Mille-Acres eut la politesse de nous faire donner des sièges. En regardant toutes les figures de ce cercle grave et attentif, je ne surpris aucune trace d’hostilité ; au contraire, les physionomies étaient plus calmes que lorsque nous avions été renfermés. J’en augurai que mon vieil ami et moi nous allions recevoir des propositions d’une nature assez pacifique. Je ne me trompais pas : les premières paroles qui furent prononcées furent dans à ce sujet.

— Il est temps, porte-chaîne, commença Mille-Acres en personne, que cette affaire entre nous arrive à une solution. Elle empêche les garçons de se livrer à leur travail, et elle met toute la famille sens dessus dessous. Je suis raisonnable, et jamais je n’ai cherché à embrouiller les choses. Que de différends n’ai-je pas amenés à bonne fin dans ma vie ! et je ne suis pas trop vieux pour en faire encore autant. Quand il a suffi de bonnes raisons, tant mieux ; quand il a fallu en venir à des arguments plus solides, j’étais encore là ; néanmoins tout finissait par s’arranger. Une ou deux fois dans ma vie, j’ai pu être accablé par le nombre, et terrassé par votre maudite justice, comme vous l’appelez ; j’étais jeune alors, sans expérience ; il a bien fallu filer doux et décamper. Mais l’habitude nous rend parfaits. Je n’ai pas vécu soixante-dix ans sans apprendre qu’il faut saisir l’occasion par les cheveux, et que les affaires demandent à être menées rondement. Je vous ai toujours jugé du même caractère que moi, porte-chaîne, c’est-à-dire un homme raisonnable, expérimenté, et prêt à entrer en accommodement. Je ne vois donc pas grande difficulté à arranger cette affaire à l’instant, afin qu’il n’y ait plus entre nous ni gros mots ni sentiments haineux. Voilà ma manière de voir ; est-ce aussi la vôtre ?

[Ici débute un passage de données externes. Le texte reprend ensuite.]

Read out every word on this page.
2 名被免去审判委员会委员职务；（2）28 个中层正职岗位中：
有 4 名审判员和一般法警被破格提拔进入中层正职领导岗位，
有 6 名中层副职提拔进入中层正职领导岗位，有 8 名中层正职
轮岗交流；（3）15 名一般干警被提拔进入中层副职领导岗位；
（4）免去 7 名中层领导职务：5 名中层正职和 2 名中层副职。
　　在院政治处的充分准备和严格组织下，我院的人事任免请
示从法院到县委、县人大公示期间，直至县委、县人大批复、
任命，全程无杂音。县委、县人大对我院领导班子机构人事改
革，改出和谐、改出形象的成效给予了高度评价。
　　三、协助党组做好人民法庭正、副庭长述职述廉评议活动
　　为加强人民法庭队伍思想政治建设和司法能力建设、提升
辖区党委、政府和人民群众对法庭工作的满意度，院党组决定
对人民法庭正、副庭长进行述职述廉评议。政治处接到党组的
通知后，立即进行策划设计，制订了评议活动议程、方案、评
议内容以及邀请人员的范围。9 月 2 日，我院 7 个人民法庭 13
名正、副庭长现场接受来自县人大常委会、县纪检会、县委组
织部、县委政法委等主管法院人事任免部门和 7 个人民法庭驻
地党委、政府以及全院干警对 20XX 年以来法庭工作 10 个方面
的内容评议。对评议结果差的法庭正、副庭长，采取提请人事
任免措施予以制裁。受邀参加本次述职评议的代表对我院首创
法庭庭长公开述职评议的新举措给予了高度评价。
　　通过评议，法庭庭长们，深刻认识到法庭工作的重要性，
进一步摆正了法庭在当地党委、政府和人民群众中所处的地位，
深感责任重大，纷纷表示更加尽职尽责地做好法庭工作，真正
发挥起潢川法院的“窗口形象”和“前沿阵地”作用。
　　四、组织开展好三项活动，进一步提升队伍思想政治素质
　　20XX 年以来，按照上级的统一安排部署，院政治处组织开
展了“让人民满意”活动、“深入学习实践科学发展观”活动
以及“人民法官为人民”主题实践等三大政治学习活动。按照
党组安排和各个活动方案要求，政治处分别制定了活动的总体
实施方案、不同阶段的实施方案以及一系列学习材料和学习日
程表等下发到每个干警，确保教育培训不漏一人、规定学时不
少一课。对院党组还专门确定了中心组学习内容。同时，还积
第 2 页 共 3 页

— Puisque vous me parlez si poliment, Mille-Acres, je suis prêt à vous entendre et à vous répondre sur le même ton, répliqua André dont la figure s’était sensiblement adoucie à ce langage conciliant ; il n’y a rien qui convienne mieux à un homme, et surtout à un vieillard, que la modération. Je ne crois pas néanmoins qu’il y ait beaucoup de points de ressemblance entre vous et moi, Mille-Acres, si ce n’est l’âge. Nous sommes l’un et l’autre assez avancés dans la vie pour méditer les grandes vérités qui se trouvent dans la Bible. Voyez-vous, Aaron, c’est un livre qu’on ne lit pas assez, dans les bois. Si je dis cela, ce n’est pas pour me vanter. Si j’en sais quelque chose, c’est à Ursule, ma nièce, que je le dois. C’est qu’elle vous explique tous ces beaux dogmes mieux qu’un révérend. Je voudrais que vous l’entendissiez, vous et Prudence. Rien n’est plus édifiant ni plus profitable. Et tenez, à présent que vous paraissez dans des dispositions convenables, vous en retireriez un grand profit. Il paraît qu’elle n’est pas loin d’ici, et…

— Non, elle n’est pas loin, et je suis charmé que vous ayez prononcé son nom ; car j’allais vous en parler moi-même. Je vois que nous avons la même opinion de la jeune personne, et j’espère que grâce à elle nous pourrons nous réconcilier et redevenir bons amis. Je l’ai envoyé chercher ; et elle va venir avec la femme de Tobit, qui s’est déjà prise pour elle d’une affection étonnante.

— Voilà qui est étonnant en effet ! s’écria le porte-chaîne, qui croyait réellement que la grâce opérait tout à coup dans la famille du squatter, et qu’il se préparait quelque chose dans le genre d’une conversion générale. — Oui, oui, les prodiges arrivent au moment où on les attend le moins ; et c’est ce qui les rend si prodigieux.